Repairing my Ford Car - Not Another Ford Repair Manual
The first step is to find a suitable safe area to carry out the repair. It should be
level and away from moving traffic. You may wish to cone off the area or use
signage to warn people about the repair you are doing.
DO NOT LEAVE THE KEYS IN THE IGNITION AS THIS COULD
RESULT IN SOMEONE TRYING TO MOVE THE CAR AND CAUSE
SERIOUS INJURY TO BOTH PARTIES.
Once a suitable place has been found, it is time to make the car safe. Apply the
hand brake and place a chock underneath the wheel. If you are working on the
rear then chock the front, vise versa if you intend to work on the front, like we
are, then chock both rear wheels. Look in the Ford owner’s handbook for the
best place to jack up the car.
Once the jack is in place, you need to loosen the wheel nuts. If you have steel
wheels and they are covered with plastic wheel trims remove them and then
undo the wheel nuts. If you have alloys then the wheel nuts will be visible to
the eye. Only loosen them at this point. Once they are slightly loose, jack up the
car until the tire is away from the hard standing.

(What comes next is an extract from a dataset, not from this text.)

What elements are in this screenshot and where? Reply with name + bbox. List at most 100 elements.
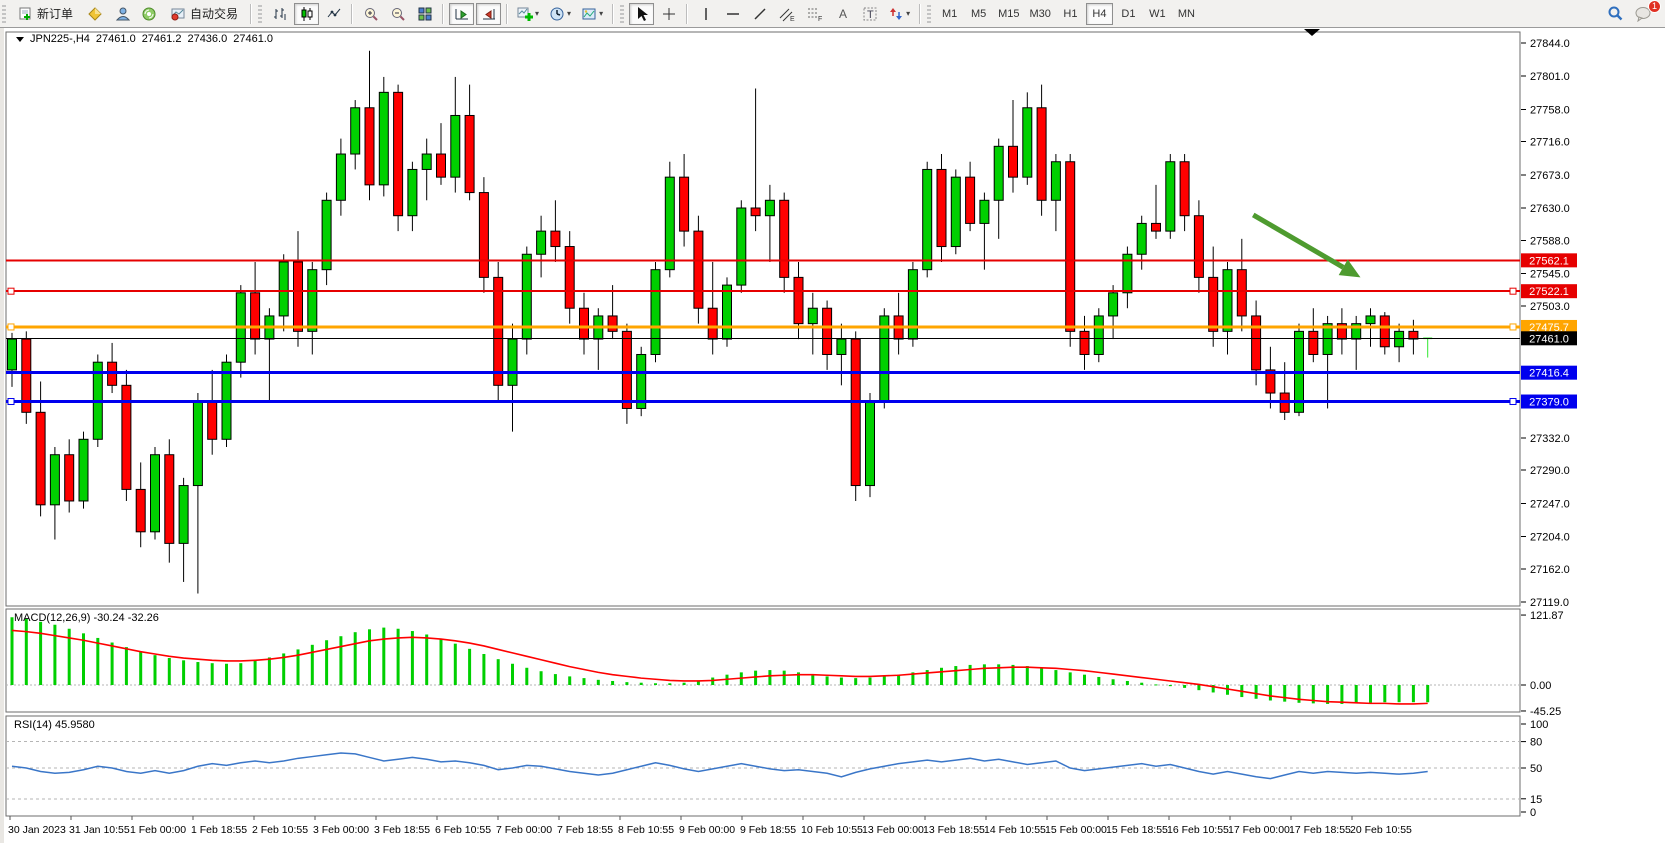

Remove all the wheel nuts and place them in a safe place. It is time to lift off
the wheel and tire. I always like to place the wheel under the chassis leg as an
extra safety measure.
If the car was to fall, it will go no further than the wheel rim. If you have axel
stands then you may wish to use them. One further tip is to do one side at a
time. You will have the other side as a reference if you forget where a
particular clip or spring my go.
Depending on what year your Ford car was produced, the break caliper will be
held on by either Allen keys or thirteen-millimeter nuts. Once again, check
your Ford owner’s manual to check which one is particular to your model.
Use a flat bar or screwdriver and force back the piston that pushes the brake
pads on to the disc. Remember to unscrew the break fluid reservoir cap. This
will allow any trapped air to escape.